Presented in the exhibit are solutions for five separate areas of the New York harbor categorized as Zones 1 through 5. Independent “boutique” architecture and landscape architecture practices were invited to address the issue of rising water levels during flood tight conditions. Each solution is unique - different from the others in every way. None lack for being innovative, but many come off as academic and either impractical or not sufficiently researched and rationalized. Several suffer from a complexity that no public/ private partnership could ever achieve with them, rather than rational studies of how to address this pending problem. Given that these solutions are meant to be “shovel ready” this is problematic.
Of the five proposals I was most impressed with was LTL Architects’s waterfront park for the zone making including Liberty State Park and a portion of the New Jersey port/ harbor. It is creative and aesthetically engaging yet focused and most importantly appears realistic - it looks like it would work. The solution enlarges the New Jersey coast line, raising it in places and infilling in others, ultimately creating over ten times the current land to water contact area. It’s a simple but dramatic solution that could be implemented by the public sector.

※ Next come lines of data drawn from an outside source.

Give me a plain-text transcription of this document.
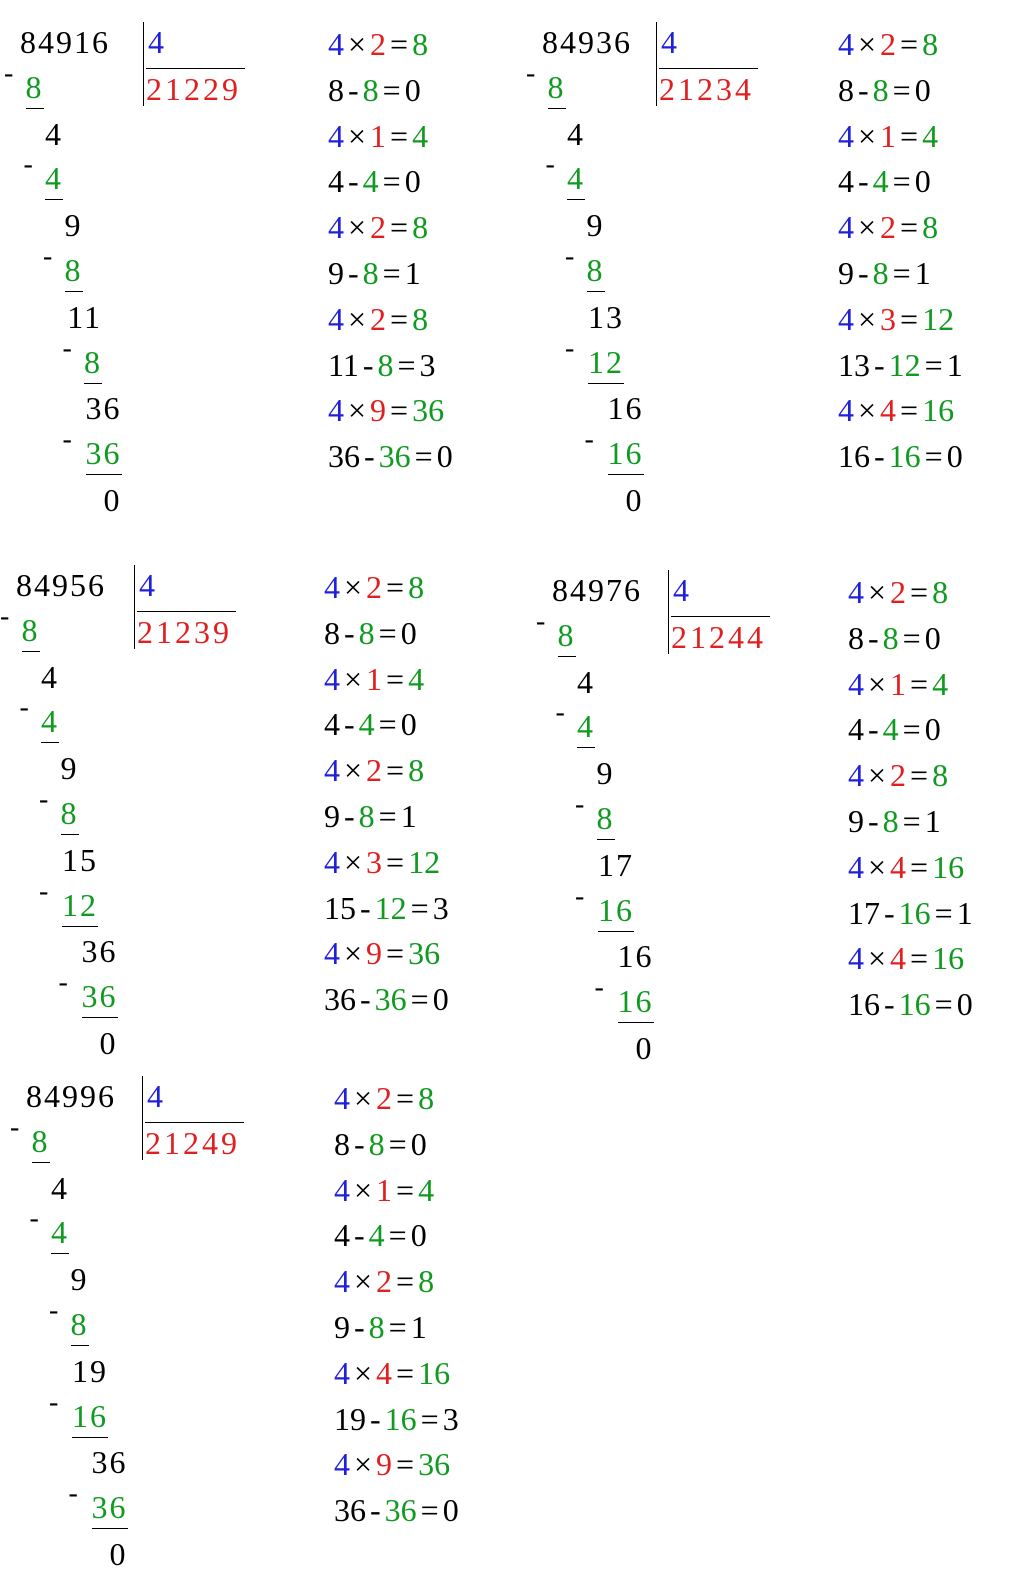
84916 4
21229
8
-
4
4
-
9
8
-
11
8
-
36
36
-
0
4 × 2 = 8
8 - 8 = 0
4 × 1 = 4
4 - 4 = 0
4 × 2 = 8
9 - 8 = 1
4 × 2 = 8
11 - 8 = 3
4 × 9 = 36
36 - 36 = 0
84936 4
21234
8
-
4
4
-
9
8
-
13
12
-
16
16
-
0
4 × 2 = 8
8 - 8 = 0
4 × 1 = 4
4 - 4 = 0
4 × 2 = 8
9 - 8 = 1
4 × 3 = 12
13 - 12 = 1
4 × 4 = 16
16 - 16 = 0
84956 4
21239
8
-
4
4
-
9
8
-
15
12
-
36
36
-
0
4 × 2 = 8
8 - 8 = 0
4 × 1 = 4
4 - 4 = 0
4 × 2 = 8
9 - 8 = 1
4 × 3 = 12
15 - 12 = 3
4 × 9 = 36
36 - 36 = 0
84976 4
21244
8
-
4
4
-
9
8
-
17
16
-
16
16
-
0
4 × 2 = 8
8 - 8 = 0
4 × 1 = 4
4 - 4 = 0
4 × 2 = 8
9 - 8 = 1
4 × 4 = 16
17 - 16 = 1
4 × 4 = 16
16 - 16 = 0
84996 4
21249
8
-
4
4
-
9
8
-
19
16
-
36
36
-
0
4 × 2 = 8
8 - 8 = 0
4 × 1 = 4
4 - 4 = 0
4 × 2 = 8
9 - 8 = 1
4 × 4 = 16
19 - 16 = 3
4 × 9 = 36
36 - 36 = 0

Kate Orff’s ScapeStudio was charged with Zone 4, the Gowanus Basin, and proposed a solution that’s been given the name "Oyster-tecture." Other groups have been looking at the reintroduction of oysters into local waterfronts because of their natural filtration function that removes certain toxins and metals. It’s my understanding that these efforts have met with mixed results not to mention political resistance from ill-informed local representative whose bias is a technological solution. It seems that at present the canal is too toxic to support the oysters for any period of time.